Side Story 2 — Suatu Hari Nanti, Aku akan Menyanyikannya dengan Baik
Mahiru biasanya tidak mau
mendengarkan musik yang sedang trend, bahkan saat belajar sekali pun. Paling
banter, dia akan mendengarkan musik klasik atau musik Barat, dan dia tidak
terbiasa dengan musik yang sedang populer. Dia hanya tahu lagu-lagu seperti itu
setiap kali mendengarnya di TV.
Meski begitu, baru-baru ini,
dia akan mendengarkan musik.
Singkatnya, itu adalah lagu
yang kadang-kadang didengar Amane pada konser TV, dan dia cukup menyukainya.
(...Bahkan
aku pikir dia berpikiran sederhana.)
Dia akan mendengarkan apa pun
yang didengarkan orang yang dia sukai, dan sementara rasa malu merayap sedikit
demi sedikit karena motifnya yang lucu, tertarik pada sesuatu yang baru
bukanlah hal yang buruk.
Untungnya, nada lagunya tidak
begitu intens sampai membuat Mahiru kesulitan bernyanyi. Itu adalah salah satu
yang bisa diekspresikan oleh suara wanita yang terpelihara dengan baik, dan dia
merasa nyaman mendengarkannya, jadi tentu saja, dia bisa langsung mengingatnya.
Dan kemudian dia tidak bisa
menahan diri untuk tidak bersenandung.
“…jangan dianggap serius,
Mahiru.”
Mahiru, yang sedang menyiapkan
makan malam di dapur, mendengar suara dari belakang.
Dia berbalik dan melihat Amane yang
tampaknya telah kembali dari supermarket, membawa tas ramah lingkungan yang
penuh dengan barang-barang, dan tampak terkesan padanya.
“Aku belum pernah mendengarmu
bernyanyi sebelumnya, tapi kamu lumayan jago juga.”
“…Eh, erm, nyanyi?”
“Umm, yeah.

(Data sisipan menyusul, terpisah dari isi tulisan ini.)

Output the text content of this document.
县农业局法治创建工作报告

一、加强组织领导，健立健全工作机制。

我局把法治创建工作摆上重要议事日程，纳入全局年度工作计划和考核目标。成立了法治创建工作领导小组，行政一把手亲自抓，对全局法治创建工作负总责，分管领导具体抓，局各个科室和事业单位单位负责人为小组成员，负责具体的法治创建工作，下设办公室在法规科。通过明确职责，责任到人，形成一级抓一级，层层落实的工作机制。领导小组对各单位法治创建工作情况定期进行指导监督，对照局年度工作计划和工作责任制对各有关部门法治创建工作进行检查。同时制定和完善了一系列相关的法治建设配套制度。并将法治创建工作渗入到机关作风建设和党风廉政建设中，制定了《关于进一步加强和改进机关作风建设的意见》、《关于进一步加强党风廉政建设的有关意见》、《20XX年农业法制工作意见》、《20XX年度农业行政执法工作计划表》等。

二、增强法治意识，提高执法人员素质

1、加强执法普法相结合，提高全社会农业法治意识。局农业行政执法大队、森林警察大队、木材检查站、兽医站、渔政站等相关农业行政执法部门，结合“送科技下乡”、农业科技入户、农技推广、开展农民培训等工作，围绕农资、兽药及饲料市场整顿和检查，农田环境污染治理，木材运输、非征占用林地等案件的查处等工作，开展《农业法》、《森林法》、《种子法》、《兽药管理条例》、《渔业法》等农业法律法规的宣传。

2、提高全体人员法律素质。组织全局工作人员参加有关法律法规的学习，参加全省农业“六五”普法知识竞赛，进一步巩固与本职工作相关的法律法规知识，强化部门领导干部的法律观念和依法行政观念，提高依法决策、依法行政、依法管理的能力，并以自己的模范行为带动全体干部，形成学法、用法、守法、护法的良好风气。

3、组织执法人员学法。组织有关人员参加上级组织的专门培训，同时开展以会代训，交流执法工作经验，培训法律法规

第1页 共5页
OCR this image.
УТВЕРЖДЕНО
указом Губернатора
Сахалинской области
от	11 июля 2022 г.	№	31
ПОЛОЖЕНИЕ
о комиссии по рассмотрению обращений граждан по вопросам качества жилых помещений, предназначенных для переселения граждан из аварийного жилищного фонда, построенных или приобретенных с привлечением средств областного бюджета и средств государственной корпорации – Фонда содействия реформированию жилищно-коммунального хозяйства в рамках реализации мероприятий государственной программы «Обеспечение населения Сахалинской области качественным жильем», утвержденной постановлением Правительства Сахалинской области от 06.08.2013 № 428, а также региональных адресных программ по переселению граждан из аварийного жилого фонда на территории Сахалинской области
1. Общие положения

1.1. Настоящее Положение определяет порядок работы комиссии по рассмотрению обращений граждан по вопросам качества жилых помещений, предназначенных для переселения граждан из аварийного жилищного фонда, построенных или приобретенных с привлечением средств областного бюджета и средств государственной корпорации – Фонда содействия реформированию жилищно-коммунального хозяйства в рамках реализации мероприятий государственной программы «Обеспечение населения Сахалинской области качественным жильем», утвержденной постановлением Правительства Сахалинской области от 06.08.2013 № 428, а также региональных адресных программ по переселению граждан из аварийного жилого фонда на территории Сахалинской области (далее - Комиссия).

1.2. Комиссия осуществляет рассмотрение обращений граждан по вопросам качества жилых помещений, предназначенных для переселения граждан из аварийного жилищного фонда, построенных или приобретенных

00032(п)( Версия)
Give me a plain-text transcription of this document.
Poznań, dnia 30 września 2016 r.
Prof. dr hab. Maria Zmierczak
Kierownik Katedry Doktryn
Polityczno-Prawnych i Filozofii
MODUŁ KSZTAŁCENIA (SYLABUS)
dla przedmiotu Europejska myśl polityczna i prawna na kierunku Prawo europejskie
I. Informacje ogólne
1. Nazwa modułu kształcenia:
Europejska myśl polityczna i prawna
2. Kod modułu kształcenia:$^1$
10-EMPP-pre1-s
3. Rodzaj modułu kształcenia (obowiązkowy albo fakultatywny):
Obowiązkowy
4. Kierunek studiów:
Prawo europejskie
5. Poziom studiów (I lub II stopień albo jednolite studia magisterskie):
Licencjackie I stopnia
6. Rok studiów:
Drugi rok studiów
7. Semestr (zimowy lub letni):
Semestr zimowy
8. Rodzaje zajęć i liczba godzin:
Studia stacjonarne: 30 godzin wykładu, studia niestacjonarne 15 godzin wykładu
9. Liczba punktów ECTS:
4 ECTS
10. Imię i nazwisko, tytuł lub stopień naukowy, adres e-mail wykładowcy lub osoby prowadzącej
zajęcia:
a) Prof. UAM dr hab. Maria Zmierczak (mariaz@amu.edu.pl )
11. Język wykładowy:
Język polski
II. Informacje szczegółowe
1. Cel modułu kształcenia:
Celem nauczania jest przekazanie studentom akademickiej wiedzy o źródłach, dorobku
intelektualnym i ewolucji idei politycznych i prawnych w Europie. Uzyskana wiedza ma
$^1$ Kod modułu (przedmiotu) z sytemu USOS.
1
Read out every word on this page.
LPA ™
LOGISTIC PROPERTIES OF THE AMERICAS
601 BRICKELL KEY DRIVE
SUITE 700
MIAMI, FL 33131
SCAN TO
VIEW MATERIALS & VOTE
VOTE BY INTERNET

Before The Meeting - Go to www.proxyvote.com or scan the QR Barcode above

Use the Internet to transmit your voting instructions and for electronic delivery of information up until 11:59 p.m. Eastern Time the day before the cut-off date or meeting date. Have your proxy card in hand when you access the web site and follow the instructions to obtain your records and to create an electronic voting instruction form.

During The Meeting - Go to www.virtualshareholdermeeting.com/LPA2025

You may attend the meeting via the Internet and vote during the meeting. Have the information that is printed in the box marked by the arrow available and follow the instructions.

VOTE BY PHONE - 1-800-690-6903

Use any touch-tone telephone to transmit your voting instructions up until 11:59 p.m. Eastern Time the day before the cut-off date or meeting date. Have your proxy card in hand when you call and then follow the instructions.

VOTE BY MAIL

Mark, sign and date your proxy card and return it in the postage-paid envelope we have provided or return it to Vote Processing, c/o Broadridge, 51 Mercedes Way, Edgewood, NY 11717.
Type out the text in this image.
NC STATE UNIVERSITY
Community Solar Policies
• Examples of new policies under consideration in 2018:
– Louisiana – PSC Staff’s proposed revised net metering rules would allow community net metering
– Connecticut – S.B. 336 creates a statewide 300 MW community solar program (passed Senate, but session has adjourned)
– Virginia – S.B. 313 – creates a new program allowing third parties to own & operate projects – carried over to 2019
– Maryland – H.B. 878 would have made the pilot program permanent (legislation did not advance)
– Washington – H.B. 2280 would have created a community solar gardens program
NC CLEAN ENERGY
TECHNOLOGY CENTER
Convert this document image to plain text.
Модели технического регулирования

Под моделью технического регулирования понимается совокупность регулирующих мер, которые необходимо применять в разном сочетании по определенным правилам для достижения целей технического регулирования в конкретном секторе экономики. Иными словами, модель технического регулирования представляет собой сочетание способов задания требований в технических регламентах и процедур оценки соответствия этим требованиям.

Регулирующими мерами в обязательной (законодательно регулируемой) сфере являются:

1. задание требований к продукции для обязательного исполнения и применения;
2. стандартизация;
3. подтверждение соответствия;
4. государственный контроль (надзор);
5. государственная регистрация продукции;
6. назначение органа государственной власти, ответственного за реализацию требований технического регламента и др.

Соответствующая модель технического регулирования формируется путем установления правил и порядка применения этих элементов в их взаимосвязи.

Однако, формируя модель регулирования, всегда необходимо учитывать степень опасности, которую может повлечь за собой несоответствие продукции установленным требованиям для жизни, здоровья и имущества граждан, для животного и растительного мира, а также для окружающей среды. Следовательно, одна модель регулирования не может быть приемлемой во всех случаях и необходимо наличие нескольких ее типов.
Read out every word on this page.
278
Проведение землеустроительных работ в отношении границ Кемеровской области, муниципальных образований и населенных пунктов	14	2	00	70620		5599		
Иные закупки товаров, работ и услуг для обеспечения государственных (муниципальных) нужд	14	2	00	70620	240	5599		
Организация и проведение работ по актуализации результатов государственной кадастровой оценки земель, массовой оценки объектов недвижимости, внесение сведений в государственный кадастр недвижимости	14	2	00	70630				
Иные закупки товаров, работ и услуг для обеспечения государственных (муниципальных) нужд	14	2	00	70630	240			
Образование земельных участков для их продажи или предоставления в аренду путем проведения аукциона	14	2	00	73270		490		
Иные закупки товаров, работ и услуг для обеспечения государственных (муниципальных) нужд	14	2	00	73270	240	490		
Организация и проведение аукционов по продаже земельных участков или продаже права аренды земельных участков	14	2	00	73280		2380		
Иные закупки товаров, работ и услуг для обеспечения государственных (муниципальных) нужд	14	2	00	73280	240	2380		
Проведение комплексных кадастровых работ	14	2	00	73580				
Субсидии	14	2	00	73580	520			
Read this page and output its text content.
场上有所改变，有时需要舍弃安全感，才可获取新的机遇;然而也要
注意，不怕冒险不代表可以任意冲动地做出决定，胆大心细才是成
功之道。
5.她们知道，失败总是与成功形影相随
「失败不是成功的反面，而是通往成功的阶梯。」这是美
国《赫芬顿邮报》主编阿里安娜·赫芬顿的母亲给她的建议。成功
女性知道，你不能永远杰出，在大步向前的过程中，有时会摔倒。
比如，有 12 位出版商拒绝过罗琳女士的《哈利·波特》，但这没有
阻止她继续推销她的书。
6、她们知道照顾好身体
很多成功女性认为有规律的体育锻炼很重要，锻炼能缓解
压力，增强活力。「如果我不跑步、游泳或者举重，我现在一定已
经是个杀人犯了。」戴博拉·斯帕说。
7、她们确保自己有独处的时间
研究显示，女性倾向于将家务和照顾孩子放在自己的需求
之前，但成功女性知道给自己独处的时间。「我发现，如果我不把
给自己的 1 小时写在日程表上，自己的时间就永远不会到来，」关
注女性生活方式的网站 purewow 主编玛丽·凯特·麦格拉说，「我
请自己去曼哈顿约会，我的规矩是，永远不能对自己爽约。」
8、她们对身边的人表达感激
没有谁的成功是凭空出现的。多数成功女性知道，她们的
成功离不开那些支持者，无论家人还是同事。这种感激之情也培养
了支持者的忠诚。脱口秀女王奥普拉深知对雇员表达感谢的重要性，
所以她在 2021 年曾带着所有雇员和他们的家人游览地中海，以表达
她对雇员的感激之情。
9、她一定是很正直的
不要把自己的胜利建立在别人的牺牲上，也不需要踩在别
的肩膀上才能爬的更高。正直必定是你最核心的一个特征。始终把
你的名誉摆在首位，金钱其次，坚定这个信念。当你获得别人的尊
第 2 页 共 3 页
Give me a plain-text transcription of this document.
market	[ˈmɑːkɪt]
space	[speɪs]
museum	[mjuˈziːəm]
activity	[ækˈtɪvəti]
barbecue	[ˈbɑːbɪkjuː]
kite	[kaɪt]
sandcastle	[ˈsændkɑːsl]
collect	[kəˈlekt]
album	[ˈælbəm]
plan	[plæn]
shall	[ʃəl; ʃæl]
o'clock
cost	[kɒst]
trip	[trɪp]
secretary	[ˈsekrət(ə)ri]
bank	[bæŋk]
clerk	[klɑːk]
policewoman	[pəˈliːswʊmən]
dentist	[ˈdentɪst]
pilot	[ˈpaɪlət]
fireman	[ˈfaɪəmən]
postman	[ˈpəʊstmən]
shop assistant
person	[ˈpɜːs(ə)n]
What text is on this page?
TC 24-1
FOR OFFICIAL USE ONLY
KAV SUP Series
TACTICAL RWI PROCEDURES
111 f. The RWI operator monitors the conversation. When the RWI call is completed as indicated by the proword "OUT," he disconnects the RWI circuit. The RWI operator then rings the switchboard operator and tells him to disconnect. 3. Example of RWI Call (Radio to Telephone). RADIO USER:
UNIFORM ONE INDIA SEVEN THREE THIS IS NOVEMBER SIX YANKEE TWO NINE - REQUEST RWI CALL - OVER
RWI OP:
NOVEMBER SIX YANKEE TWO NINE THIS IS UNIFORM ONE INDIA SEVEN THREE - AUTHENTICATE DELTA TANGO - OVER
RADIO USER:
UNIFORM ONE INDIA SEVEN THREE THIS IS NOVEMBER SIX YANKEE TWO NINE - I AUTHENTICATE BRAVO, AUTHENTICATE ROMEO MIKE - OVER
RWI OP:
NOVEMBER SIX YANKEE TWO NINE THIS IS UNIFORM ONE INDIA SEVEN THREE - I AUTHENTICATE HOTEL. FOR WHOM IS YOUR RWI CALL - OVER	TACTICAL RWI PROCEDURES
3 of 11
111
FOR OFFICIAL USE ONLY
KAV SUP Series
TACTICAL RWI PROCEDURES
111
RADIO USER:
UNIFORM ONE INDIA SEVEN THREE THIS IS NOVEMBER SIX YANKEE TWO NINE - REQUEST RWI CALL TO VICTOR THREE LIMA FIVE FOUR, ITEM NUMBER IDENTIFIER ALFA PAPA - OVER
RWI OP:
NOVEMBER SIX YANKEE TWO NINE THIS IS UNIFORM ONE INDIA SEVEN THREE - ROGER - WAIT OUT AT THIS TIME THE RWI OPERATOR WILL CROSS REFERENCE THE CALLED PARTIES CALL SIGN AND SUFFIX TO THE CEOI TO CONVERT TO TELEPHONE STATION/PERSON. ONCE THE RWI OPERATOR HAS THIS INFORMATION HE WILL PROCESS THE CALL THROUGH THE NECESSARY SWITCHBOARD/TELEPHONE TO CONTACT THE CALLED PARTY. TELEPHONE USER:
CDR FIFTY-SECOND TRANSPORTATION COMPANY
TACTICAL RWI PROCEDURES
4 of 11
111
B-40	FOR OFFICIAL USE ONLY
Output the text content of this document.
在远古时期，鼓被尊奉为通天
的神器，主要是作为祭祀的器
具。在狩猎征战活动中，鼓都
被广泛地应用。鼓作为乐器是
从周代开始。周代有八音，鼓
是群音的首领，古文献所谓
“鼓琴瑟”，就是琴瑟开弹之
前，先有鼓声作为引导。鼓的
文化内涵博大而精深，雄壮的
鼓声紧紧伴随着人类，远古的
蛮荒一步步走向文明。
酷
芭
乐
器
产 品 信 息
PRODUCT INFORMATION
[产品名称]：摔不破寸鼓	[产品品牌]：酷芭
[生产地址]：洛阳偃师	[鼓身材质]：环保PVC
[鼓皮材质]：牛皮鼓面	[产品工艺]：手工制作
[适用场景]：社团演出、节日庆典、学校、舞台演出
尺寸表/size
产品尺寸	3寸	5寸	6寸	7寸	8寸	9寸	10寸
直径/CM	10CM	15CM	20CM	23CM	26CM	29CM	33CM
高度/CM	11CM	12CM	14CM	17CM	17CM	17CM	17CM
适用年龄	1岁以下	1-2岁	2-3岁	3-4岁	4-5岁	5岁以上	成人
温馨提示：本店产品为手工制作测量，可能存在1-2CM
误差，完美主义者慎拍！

Kamu barusan
bernyanyi, ‘kan? Itu adalah lagu yang selalu aku dengarkan.”
Saat Mahiru diberitahu bahwa
dia sedang bernyanyi, dia tidak bisa menahan diri untuk tidak melihat
sekeliling dengan panik seraya menutup mulutnya dengan tangan. Sepertinya dia
tidan ada niatan ingin bernyanyi dan dia juga tidak memiliki ingatan untuk
melakukannya.
Tapi karena Amane, yang belum
pernah mendengarnya bernyanyi, yang menunjukkan hal ini, kesimpulan logisnya
adalah dia tanpa sadar mulai bernyanyi.
Pastinya seseorang akan merasa
sangat malu ketika orang lain mendengar nyanyiannya sementara dia tidak berniat
melakukannya. Bukannya dia payah dalam hal itu, dia justru punya catatan
prestasi dalam bernyanyi saat berada di sekolah SD dan SMP dulu, tapi merasa
malu merupakan masalah yang berbeda.
Apalagi, dia menyanyikan lagu
yang disukai Amane, dan itu jelas menunjukkan pengaruhnya.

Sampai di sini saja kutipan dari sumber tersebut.